Thing is, the quality of the Echo speaker itself isn't class-leading. Alexa sounds great, but music doesn't have as much pop as you might have heard elsewhere. It's good enough, but it's just not going to give you the warbling bass that you might find from some other Bluetooth speakers on the market.

Verdict

We think hands-free voice control is a godsend and that Alexa, Amazon Echo's personal assistant, truly distinguishes this Bluetooth speaker from the competition. It's blown our minds - whether for listening to music, adding to our shopping list, adjusting the heating or asking other apps to do their thing.

It's just a shame that, as a Bluetooth speaker, Echo doesn't quite blow our minds. It's not a class-leading Bluetooth speaker, despite its so-called "immersive, 360-degree sound". There's no on-board battery either, so it always needs to be wired to a wall socket. However, if you want to use your own speakers then you'll want to buy the Echo Dot, which is smaller and cheaper at £49 - effectively acting an Alexa module, if you will.

Overall we can see where Amazon is going with Echo.
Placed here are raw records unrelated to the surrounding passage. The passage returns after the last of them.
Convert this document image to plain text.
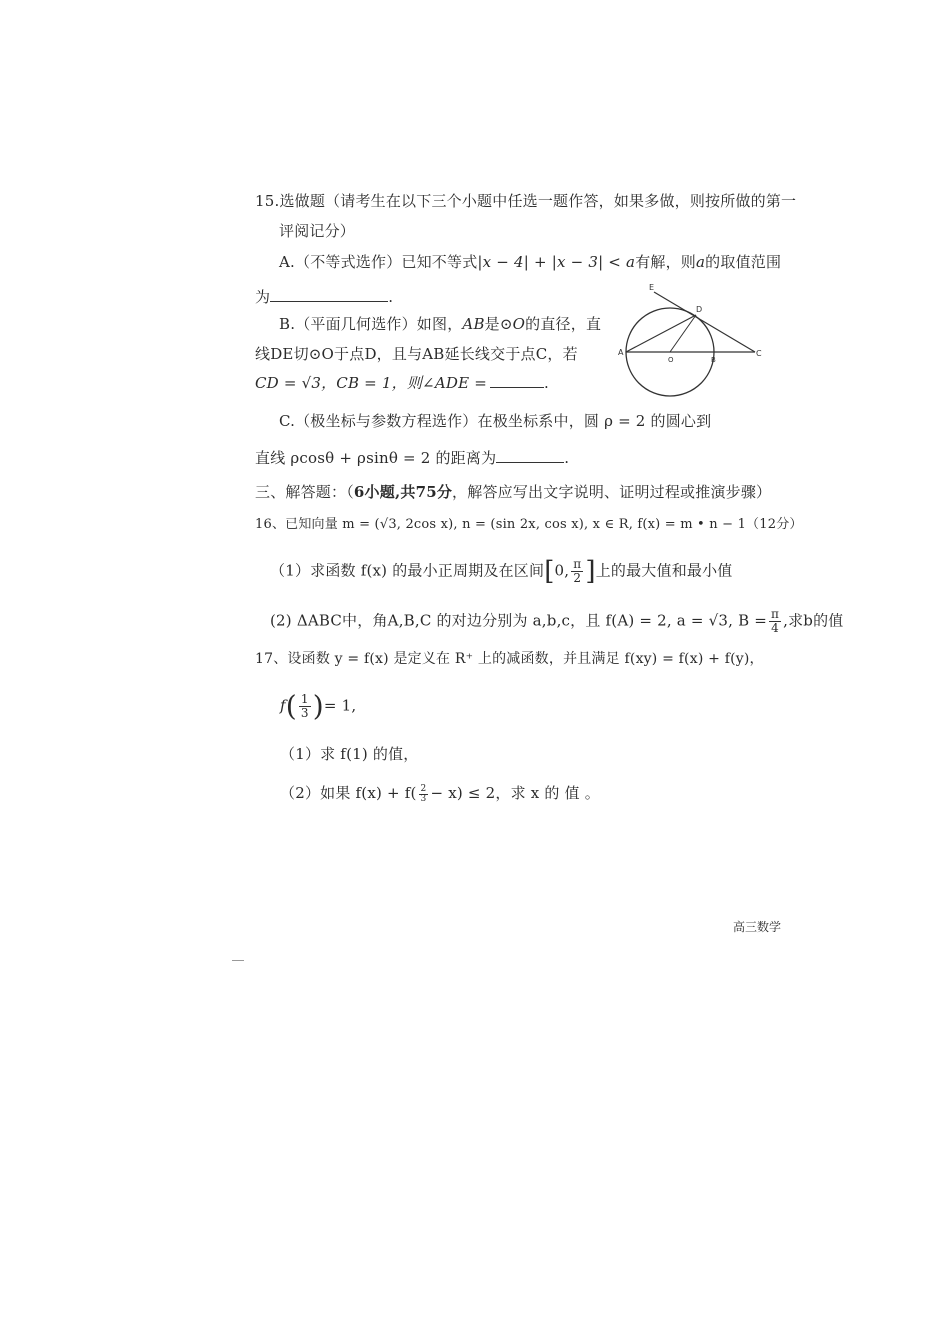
15.选做题（请考生在以下三个小题中任选一题作答，如果多做，则按所做的第一
评阅记分）
A.（不等式选作）已知不等式|x − 4| + |x − 3| < a有解，则a的取值范围
为	.
B.（平面几何选作）如图，AB是⊙O的直径，直
线DE切⊙O于点D，且与AB延长线交于点C，若
CD = √3，CB = 1，则∠ADE =	.
E
D
A
O	B
C
C.（极坐标与参数方程选作）在极坐标系中，圆 ρ = 2 的圆心到
直线 ρcosθ + ρsinθ = 2 的距离为	.
三、解答题：（6小题,共75分，解答应写出文字说明、证明过程或推演步骤）
16、已知向量 m = (√3, 2cos x), n = (sin 2x, cos x), x ∈ R, f(x) = m • n − 1（12分）
（1）求函数 f(x) 的最小正周期及在区间[0, $\frac{\pi}{2}$ ]上的最大值和最小值
(2) ΔABC中，角A,B,C 的对边分别为 a,b,c，且 f(A) = 2, a = √3, $B = \frac{\pi}{4}$ ,求b的值
17、设函数 y = f(x) 是定义在 R⁺ 上的减函数，并且满足 f(xy) = f(x) + f(y)，
$f( \frac{1}{3}$ )= 1,
（1）求 f(1) 的值，
（2）如果 $f(x) + f( \frac{2}{3} - x) \le 2$，求 x 的 值 。
高三数学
It's all about motivating Amazon Prime and working as the hub of the home. It'll get more advanced over time as more services become available too. But there will also be more competition: Google Home is incoming (but sounds a lot less human), while surely Apple is only around the corner with a similar such setup.

As it stands, though, Amazon rules the roost. We love Alexa. And we think she loves us back.